Jeremy Renner, le Hawkeye des Avengers, joue dans un film sortant ce mercredi. Vous n’étiez pas au courant ? Il faut dire que la promo autour de Secret d’Etat est quasiment nulle alors qu’il y avait moyen de surfer sur la popularité du comédien.

Mis en scène par Michael Cuesta, un réalisateur habitué des pilotes de série (Homeland, Dexter), Kill the Messenger en version originale rassemble quand même aussi Rosemarie DeWitt, Oliver Platt, Michael Sheen et Ray Liotta dans un thriller politique évoquant une affaire d’Etat…

 

 

Les Américains ont sûrement compris mieux que n’importe quel pays le pouvoir d’exorcisation du cinéma concernant leur histoire. Il n’y a qu’à voir le peu de temps entre les faits réels et la sortie de films tels que Vol 93 ou Zero Dark Thirty récemment pour voir à quel point ils savent prendre du recul sur une situation, l’analyser à froid et en dresser le bilan. Ce n’est pas une pratique qui date d’hier puisque le thriller politique est presque devenu un genre à part entière là-bas, sur lequel trône en maître Les Hommes du Président. Malgré cela, il faut parfois du temps à certaines vérités pour arriver à bon port. En bon descendant revendiqué du film d’Alan Pakula, Secret d’Etat n’arrive qu’en 2014 alors qu’il parle d’un fait divers datant des années 80, celui des articles «Dark Alliance » de Gary Webb…

Gary Webb était un journaliste d’un petit journal appelé le San Jose Mercury News à la recherche du grand papier, celui qui allait faire du bruit dans la nation tout entière. Un jour, un peu par hasard, il mit le doigt dans l’engrenage au détour d’une rencontre et découvrit que la CIA avait eu des contrats avec le Nicaragua stipulant la vente de crack aux Etats-Unis dont les retombées financières colossales aideraient à l’armement des milices. Les articles qui en découlèrent firent leur effet, placèrent Gary Webb sous le feu des projecteurs et secoua les institutions américaines mais très vite, le journaliste allait subir un retour de bâton phénoménal, qui plomba sa carrière à jamais pour la suite malgré un Prix Pulitzer. La fin de cette affaire fît révélée bien plus tard, raison aussi pour laquelle un film sur le sujet ne paraît qu’aujourd’hui, d’autant que lorsque la vérité éclata au grand jour pour de bon, c’était au beau milieu du scandale Monica Levinsky/Bill Clinton, et forcément les médias avaient d’autres chats à fouetter que des histoires de corruption.

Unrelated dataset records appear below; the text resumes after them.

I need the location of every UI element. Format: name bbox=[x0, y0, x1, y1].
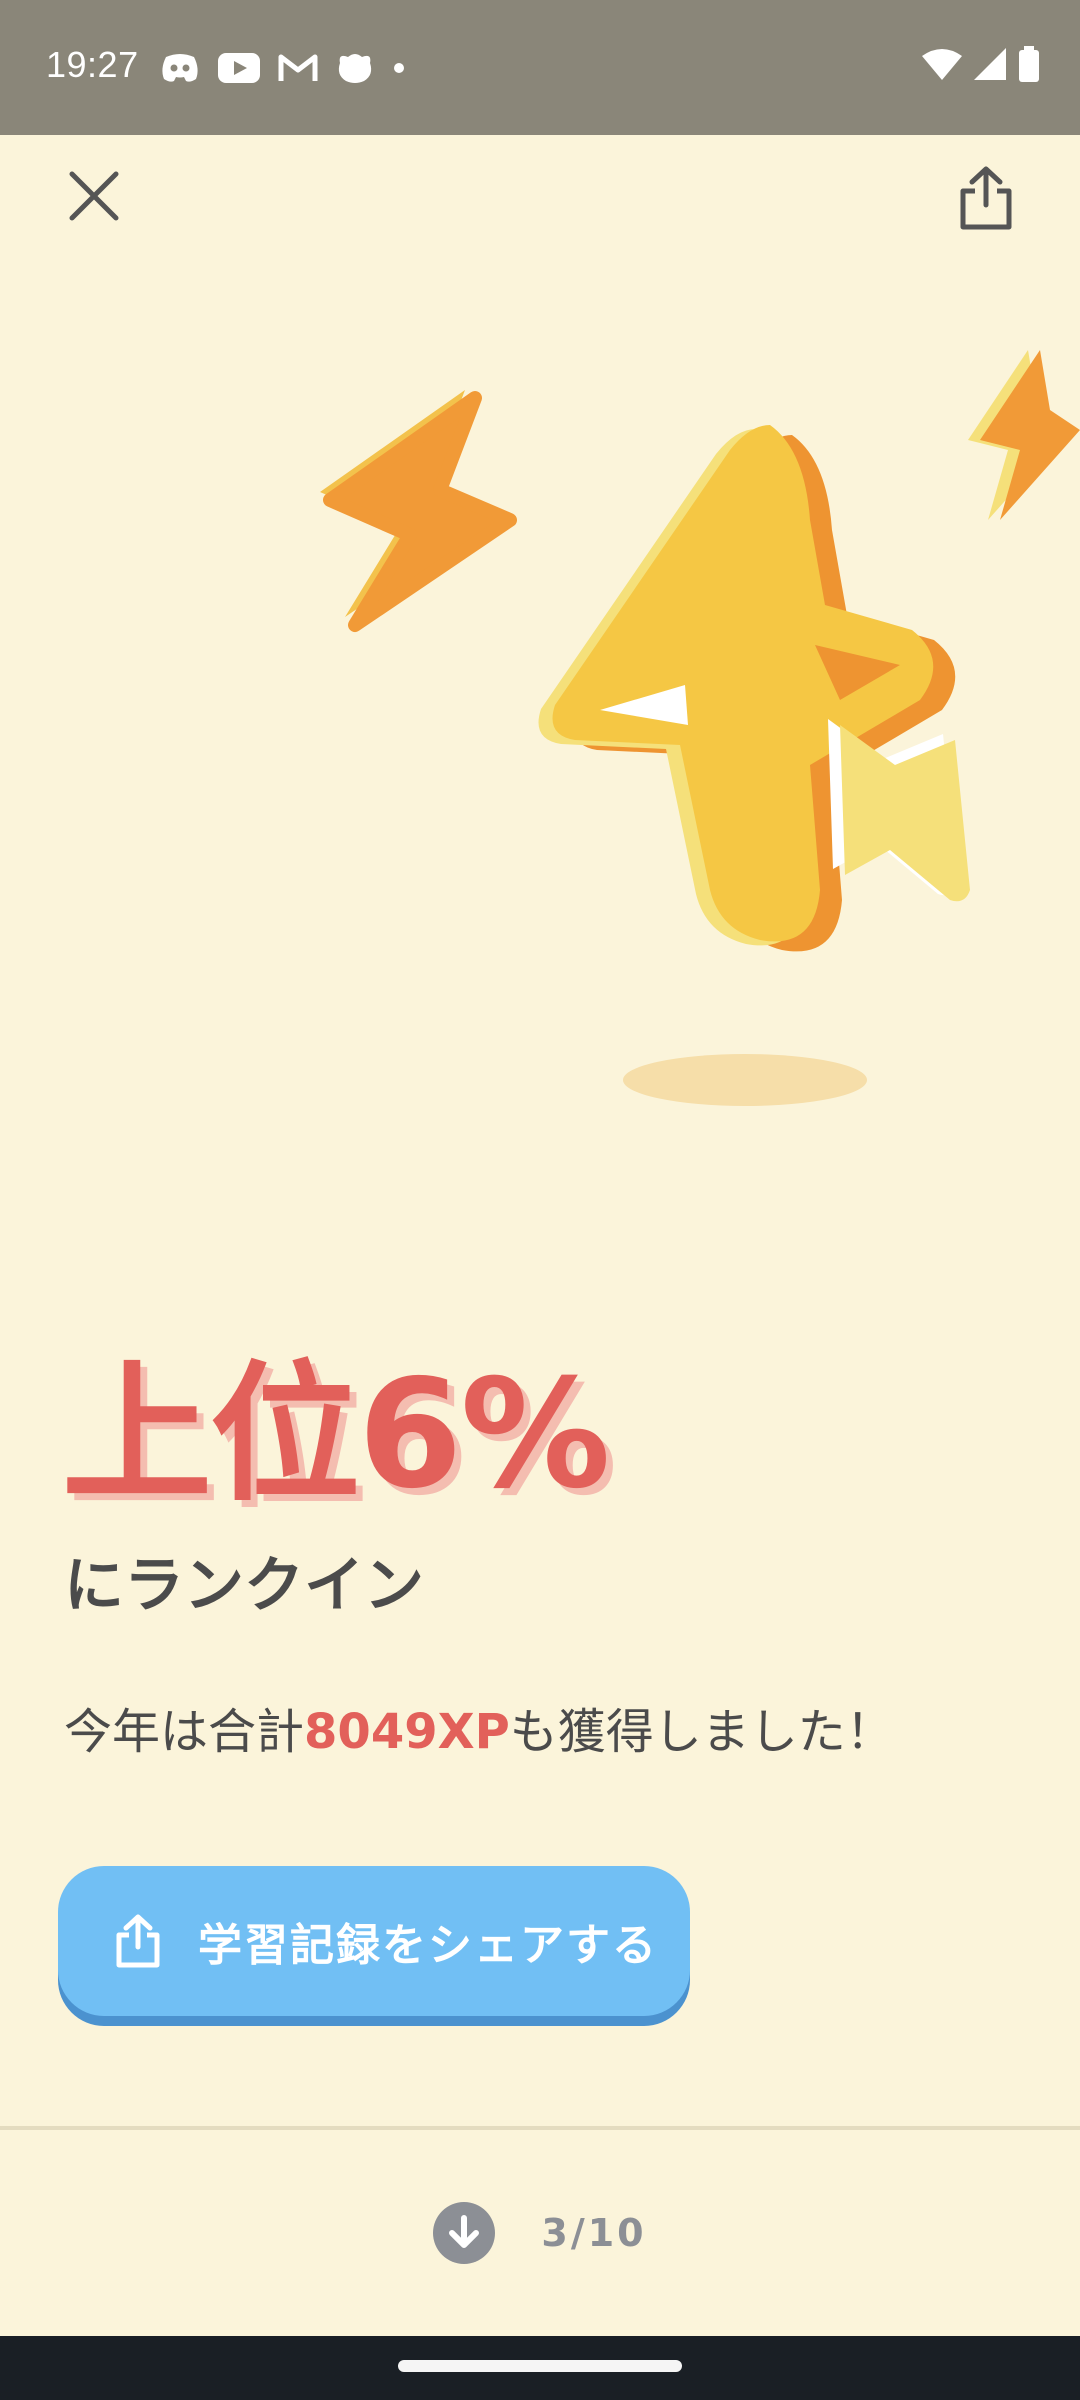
dot-icon bbox=[392, 61, 406, 75]
rank-headline: 上位6% bbox=[62, 1348, 611, 1522]
share-icon bbox=[106, 1909, 170, 1973]
summary-suffix: も獲得しました！ bbox=[509, 1704, 894, 1760]
rank-subheadline: にランクイン bbox=[64, 1551, 424, 1621]
system-nav-bar bbox=[0, 2336, 1080, 2400]
gmail-icon bbox=[278, 53, 318, 83]
close-icon bbox=[69, 171, 119, 221]
home-handle[interactable] bbox=[398, 2360, 682, 2372]
discord-icon bbox=[160, 51, 200, 85]
youtube-icon bbox=[218, 53, 260, 83]
xp-value: 8049XP bbox=[304, 1704, 510, 1760]
next-page-button[interactable] bbox=[433, 2202, 496, 2264]
share-button-label: 学習記録をシェアする bbox=[198, 1920, 658, 1971]
wifi-icon bbox=[922, 48, 962, 80]
page-indicator: 3/10 bbox=[0, 2200, 1080, 2266]
battery-icon bbox=[1018, 46, 1040, 82]
summary-prefix: 今年は合計 bbox=[64, 1704, 305, 1760]
shadow-ellipse bbox=[623, 1054, 867, 1106]
page-count: 3/10 bbox=[541, 2211, 647, 2255]
small-bolt-left bbox=[320, 390, 517, 632]
small-bolt-right bbox=[968, 350, 1080, 520]
duolingo-icon bbox=[336, 51, 374, 85]
notification-icons bbox=[160, 48, 424, 88]
system-icons bbox=[910, 46, 1040, 82]
lightning-illustration bbox=[320, 350, 1080, 1106]
big-bolt bbox=[538, 425, 970, 952]
status-bar: 19:27 bbox=[0, 0, 1080, 135]
close-button[interactable] bbox=[58, 160, 130, 232]
xp-summary: 今年は合計8049XPも獲得しました！ bbox=[64, 1700, 894, 1764]
share-progress-button[interactable]: 学習記録をシェアする bbox=[58, 1866, 690, 2016]
share-icon bbox=[960, 166, 1012, 230]
arrow-down-icon bbox=[449, 2215, 480, 2248]
footer-divider bbox=[0, 2126, 1080, 2130]
share-top-button[interactable] bbox=[948, 160, 1024, 236]
signal-icon bbox=[974, 48, 1006, 80]
status-time: 19:27 bbox=[46, 44, 139, 85]
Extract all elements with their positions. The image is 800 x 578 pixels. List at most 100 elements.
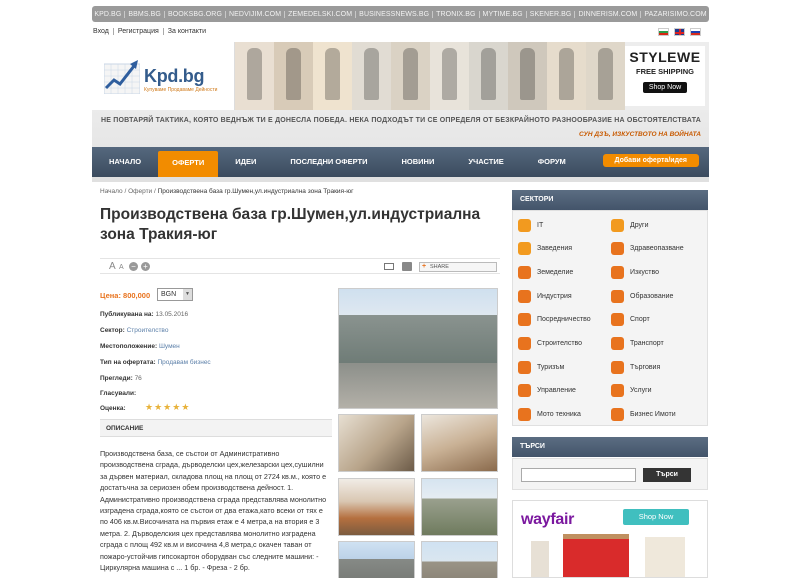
sectors-heading: СЕКТОРИ xyxy=(512,190,708,210)
type-link[interactable]: Продавам бизнес xyxy=(157,359,210,366)
sector-icon xyxy=(518,313,531,327)
gallery-thumbnail[interactable] xyxy=(338,541,415,578)
sector-item[interactable]: IT xyxy=(518,214,543,236)
nav-item[interactable]: НОВИНИ xyxy=(384,147,451,177)
votes-label: Гласували: xyxy=(100,390,137,397)
partner-site-link[interactable]: MYTIME.BG xyxy=(478,10,526,18)
location-link[interactable]: Шумен xyxy=(159,343,180,350)
main-photo[interactable] xyxy=(338,288,498,409)
breadcrumb-current: Производствена база гр.Шумен,ул.индустри… xyxy=(157,188,354,195)
flag-bg-icon[interactable] xyxy=(658,28,669,36)
breadcrumb: Начало / Оферти / Производствена база гр… xyxy=(100,188,354,195)
gallery-thumbnail[interactable] xyxy=(421,478,498,536)
currency-select[interactable]: BGN xyxy=(157,288,193,301)
sector-item[interactable]: Мото техника xyxy=(518,404,581,426)
sector-item[interactable]: Спорт xyxy=(611,309,650,331)
sector-label: IT xyxy=(537,221,544,229)
search-button[interactable]: Търси xyxy=(643,468,691,482)
banner-ad-dresses[interactable]: STYLEWE FREE SHIPPING Shop Now xyxy=(235,42,709,110)
add-offer-button[interactable]: Добави оферта/идея xyxy=(602,154,699,167)
sector-label: Образование xyxy=(630,292,674,300)
sector-label: Сектор: xyxy=(100,327,125,334)
partner-site-link[interactable]: BOOKSBG.ORG xyxy=(163,10,225,18)
register-link[interactable]: Регистрация xyxy=(112,28,163,35)
font-large-icon[interactable]: A xyxy=(109,261,116,272)
sidebar-ad-wayfair[interactable]: wayfair Shop Now xyxy=(512,500,708,578)
partner-site-link[interactable]: NEDVIJIM.COM xyxy=(224,10,284,18)
ad-shipping: FREE SHIPPING xyxy=(636,67,694,76)
sector-item[interactable]: Земеделие xyxy=(518,261,573,283)
gallery-thumbnail[interactable] xyxy=(421,541,498,578)
flag-en-icon[interactable] xyxy=(674,28,685,36)
wayfair-shop-button[interactable]: Shop Now xyxy=(623,509,689,525)
gallery-thumbnail[interactable] xyxy=(421,414,498,472)
star-icon[interactable]: ★ xyxy=(154,403,162,412)
tab-description[interactable]: ОПИСАНИЕ xyxy=(100,419,332,437)
partner-site-link[interactable]: ZEMEDELSKI.COM xyxy=(284,10,355,18)
nav-item[interactable]: ФОРУМ xyxy=(521,147,583,177)
sector-item[interactable]: Образование xyxy=(611,285,673,307)
gallery-thumbnail[interactable] xyxy=(338,414,415,472)
breadcrumb-section[interactable]: Оферти xyxy=(128,188,152,195)
language-flags xyxy=(658,28,701,36)
sector-item[interactable]: Посредничество xyxy=(518,309,591,331)
nav-item[interactable]: ПОСЛЕДНИ ОФЕРТИ xyxy=(273,147,384,177)
sector-item[interactable]: Индустрия xyxy=(518,285,572,307)
partner-site-link[interactable]: TRONIX.BG xyxy=(432,10,478,18)
views-label: Прегледи: xyxy=(100,375,133,382)
sector-item[interactable]: Бизнес Имоти xyxy=(611,404,676,426)
partner-site-link[interactable]: KPD.BG xyxy=(92,11,124,18)
rating-stars[interactable]: ★ ★ ★ ★ ★ xyxy=(145,403,189,412)
sector-item[interactable]: Транспорт xyxy=(611,333,664,355)
nav-item[interactable]: ИДЕИ xyxy=(218,147,273,177)
nav-item[interactable]: УЧАСТИЕ xyxy=(451,147,520,177)
views-field: Прегледи: 76 xyxy=(100,375,142,382)
ad-product-image xyxy=(645,537,685,577)
contact-link[interactable]: За контакти xyxy=(162,28,210,35)
partner-site-link[interactable]: SKENER.BG xyxy=(525,10,575,18)
partner-site-link[interactable]: DINNERISM.COM xyxy=(574,10,640,18)
slogan-author: СУН ДЗЪ, ИЗКУСТВОТО НА ВОЙНАТА xyxy=(579,131,701,138)
sector-item[interactable]: Услуги xyxy=(611,380,652,402)
sector-item[interactable]: Изкуство xyxy=(611,261,659,283)
description-text: Производствена база, се състои от Админи… xyxy=(100,449,327,573)
search-input[interactable] xyxy=(521,468,636,482)
star-icon[interactable]: ★ xyxy=(145,403,153,412)
ad-product-image xyxy=(531,541,549,577)
sector-item[interactable]: Строителство xyxy=(518,333,582,355)
sector-item[interactable]: Здравеопазване xyxy=(611,238,684,260)
nav-item[interactable]: ОФЕРТИ xyxy=(158,151,219,177)
sector-item[interactable]: Други xyxy=(611,214,649,236)
nav-item[interactable]: НАЧАЛО xyxy=(92,147,158,177)
logo-name: Kpd.bg xyxy=(144,66,205,86)
share-button[interactable]: SHARE xyxy=(419,262,497,272)
email-icon[interactable] xyxy=(384,263,394,270)
sector-item[interactable]: Търговия xyxy=(611,356,660,378)
location-field: Местоположение: Шумен xyxy=(100,343,180,350)
login-link[interactable]: Вход xyxy=(93,28,113,35)
ad-shop-button[interactable]: Shop Now xyxy=(642,82,688,93)
zoom-out-icon[interactable]: − xyxy=(129,262,138,271)
sector-item[interactable]: Управление xyxy=(518,380,576,402)
partner-site-link[interactable]: BBMS.BG xyxy=(124,10,164,18)
zoom-in-icon[interactable]: + xyxy=(141,262,150,271)
print-icon[interactable] xyxy=(402,262,412,271)
partner-site-link[interactable]: PAZARISIMO.COM xyxy=(640,10,709,18)
sector-item[interactable]: Туризъм xyxy=(518,356,564,378)
star-icon[interactable]: ★ xyxy=(172,403,180,412)
font-small-icon[interactable]: A xyxy=(119,264,124,271)
flag-ru-icon[interactable] xyxy=(690,28,701,36)
sector-label: Изкуство xyxy=(630,268,660,276)
breadcrumb-home[interactable]: Начало xyxy=(100,188,123,195)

Secret d’Etat, ou Kill the Messenger en VO, est un film un tantinet embêtant à traiter tant il faut bien faire la part des choses entre l’œuvre en elle-même et la réalité qu’elle dépeint.

J’imagine que je ne suis pas le seul à ne pas avoir eu vent de cette affaire avant de mettre les pieds dans la salle et en cela, il faut bien admettre que le film m’a intéressé puisqu’il m’a ouvert les yeux sur des faits proprement stupéfiants, d’autant plus par la manière avec laquelle cet homme s’est fait publiquement humilié pour avoir fait éclater la vérité au grand jour. Seulement, Kill The Messenger s’avère assez faible en tant qu’œuvre de cinéma tant elle semble se reposer sur l’importance de ce qu’elle raconte plutôt que d’essayer de transcender les faits et d’y injecter un vrai regard de metteur en scène. Il n’y a qu’à voir la vitesse hallucinante avec laquelle l’intrigue part, montrant vite qu’on est face à une illustration sage des faits, académique à souhait, qui ne cherche jamais à impliquer le spectateur directement. Assez mal géré en fin de compte, le rythme du récit et surtout sa structure délivrent les faits assez platement, et peinent ne serait-ce qu’à faire douter quant à la suite des évènements.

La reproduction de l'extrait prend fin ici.